I am one of the lucky ones, having chosen to voluntarily seek employment elsewhere rather than accept a job change not suited to me.
Still, whether you are a job seeker voluntarily or involuntarily, the expert advice is often the same, including: Choose your next position carefully and methodically, and take care of yourself in the process. It’s not quite “enjoy the journey,” but it’s pretty close.
For example, in “The Encore Career Handbook,” author Marci Alboher cites writers who have addressed major transitions in life – marriage, divorce, a job change, etc. – as times with a beginning and end, but also a middle time of uncertainty, confusion, and loss. “That ‘empty or fallow’ time is an important part of the process,” she writes, “and many agree that it’s often necessary to pass through it, not just skip around it, to get to the other side of a transition.”
Experts say this in-between period is an ideal time for thinking, planning, and reflecting.

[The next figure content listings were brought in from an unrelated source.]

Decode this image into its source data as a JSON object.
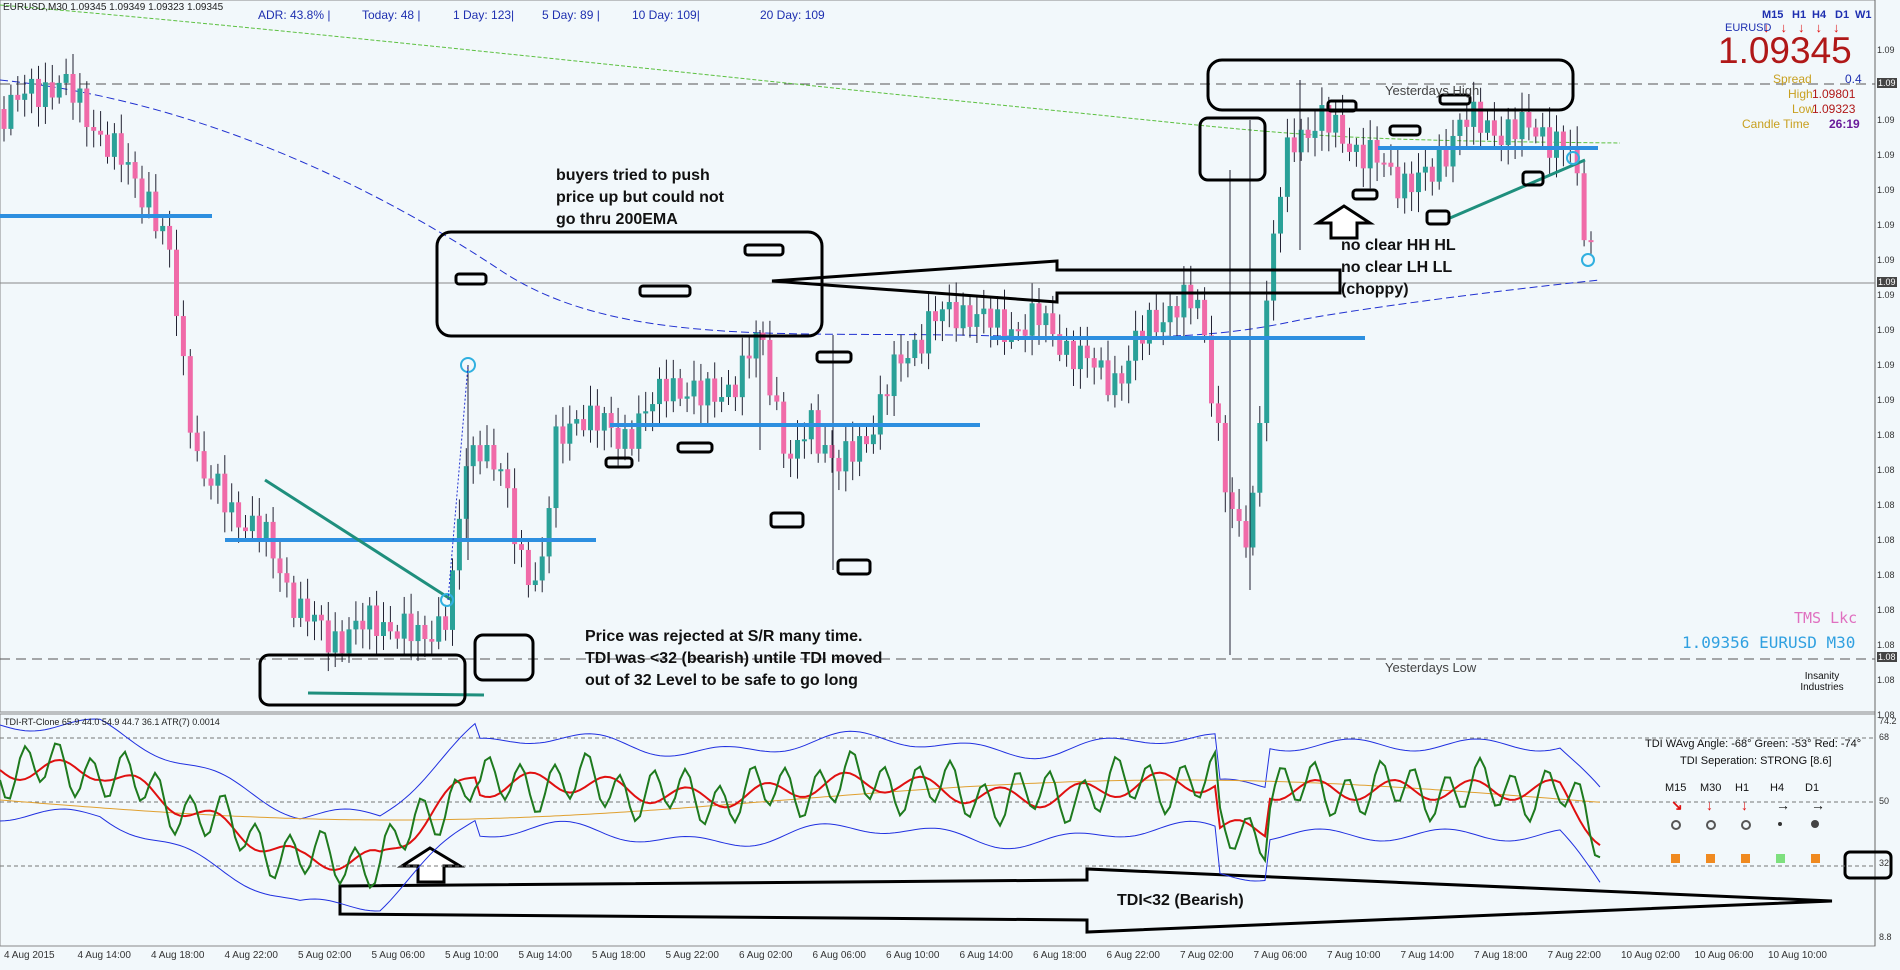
{
  "chart_header": {
    "symbol_line": "EURUSD,M30  1.09345 1.09349 1.09323 1.09345",
    "adr": "ADR:  43.8%   |",
    "today": "Today: 48   |",
    "day1": "1 Day:  123|",
    "day5": "5 Day:  89   |",
    "day10": "10 Day:  109|",
    "day20": "20 Day:  109"
  },
  "price_panel": {
    "tf_labels": [
      "M15",
      "H1",
      "H4",
      "D1",
      "W1"
    ],
    "symbol": "EURUSD",
    "price": "1.09345",
    "spread_label": "Spread",
    "spread_value": "0.4",
    "high_label": "High",
    "high_value": "1.09801",
    "low_label": "Low",
    "low_value": "1.09323",
    "candle_label": "Candle Time",
    "candle_value": "26:19"
  },
  "levels": {
    "yesterdays_high": "Yesterdays High",
    "yesterdays_low": "Yesterdays Low"
  },
  "annotations": {
    "buyers": [
      "buyers tried to push",
      "price up but could not",
      "go thru 200EMA"
    ],
    "choppy": [
      "no clear HH HL",
      "no clear LH LL",
      "(choppy)"
    ],
    "rejected": [
      "Price was rejected at S/R many time.",
      "TDI was <32 (bearish) untile TDI moved",
      "out of 32 Level to be safe to go long"
    ],
    "tdi_bearish": "TDI<32 (Bearish)"
  },
  "watermark": {
    "tms": "TMS Lkc",
    "price_line": "1.09356 EURUSD M30",
    "logo_text": "Insanity Industries"
  },
  "price_scale": [
    "1.09",
    "1.09",
    "1.09",
    "1.09",
    "1.09",
    "1.09",
    "1.09",
    "1.09",
    "1.09",
    "1.09",
    "1.09",
    "1.08",
    "1.08",
    "1.08",
    "1.08",
    "1.08",
    "1.08",
    "1.08",
    "1.08",
    "1.08"
  ],
  "price_scale_tags": [
    "1.09",
    "1.09",
    "1.08"
  ],
  "tdi": {
    "header": "TDI-RT-Clone 65.9 44.0 54.9 44.7 36.1  ATR(7) 0.0014",
    "angle": "TDI WAvg Angle: -68°  Green: -53°  Red: -74°",
    "separation": "TDI Seperation: STRONG [8.6]",
    "tfs": [
      "M15",
      "M30",
      "H1",
      "H4",
      "D1"
    ],
    "arrows": [
      "↘",
      "↓",
      "↓",
      "→",
      "→"
    ],
    "scale": [
      "74.2",
      "68",
      "50",
      "32",
      "8.8"
    ]
  },
  "time_axis": [
    "4 Aug 2015",
    "4 Aug 14:00",
    "4 Aug 18:00",
    "4 Aug 22:00",
    "5 Aug 02:00",
    "5 Aug 06:00",
    "5 Aug 10:00",
    "5 Aug 14:00",
    "5 Aug 18:00",
    "5 Aug 22:00",
    "6 Aug 02:00",
    "6 Aug 06:00",
    "6 Aug 10:00",
    "6 Aug 14:00",
    "6 Aug 18:00",
    "6 Aug 22:00",
    "7 Aug 02:00",
    "7 Aug 06:00",
    "7 Aug 10:00",
    "7 Aug 14:00",
    "7 Aug 18:00",
    "7 Aug 22:00",
    "10 Aug 02:00",
    "10 Aug 06:00",
    "10 Aug 10:00"
  ],
  "colors": {
    "bull": "#2aa198",
    "bear": "#f06aa8",
    "support": "#2d8fe0",
    "trend": "#1f8f7d",
    "tdi_red": "#e01010",
    "tdi_green": "#1e7a1e",
    "tdi_band": "#2030e0",
    "tdi_mid": "#e0a030"
  }
}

There is even a biblical side to this, for Scripture speaks to the folly of toil and the accumulation of things rather than rest, prayer, and mediation. (In Ecclesiastes 2:23: All their days their work is grief and pain; even at night their minds do not rest. This too is meaningless.)
In the spirit of making my job search a time to explore and grow, I jumped out of an airplane Saturday. At first glance, that seems like a quick path to “life end” rather than “life change,” but trust me: It’s part of a plan.
You see, I have not taken a lot of risks in my life. I worked for the same company for 34 years and I’ve lived in the same town for 29 years. This career change I am making is a risk, and so I need to get accustomed to uncertainty. Therefore, having long possessed a gift certificate for one tandem skydive – where you are strapped to an expert and essentially along for the ride – I decided this was the perfect time to stretch my comfort level.
I can’t claim this was accomplished with perfection. In the still photos and video taken of my skydive – including an 8,000-foot freefall at approximately 120 mph – I am dressed like a goofball, as if I had been busy tending my suburban lawn when I suddenly decided to jump from an airplane 2½ miles above the ground. But it was accomplished, and what a rush it was!
I fully intend to work long walks and amateur meditation into my search for a new career, but those may not give me the kind of adrenaline high resulting from a skydive, nor this very important realization: When you have taken a leap from an airplane, this job-search thing no longer seems quite so scary.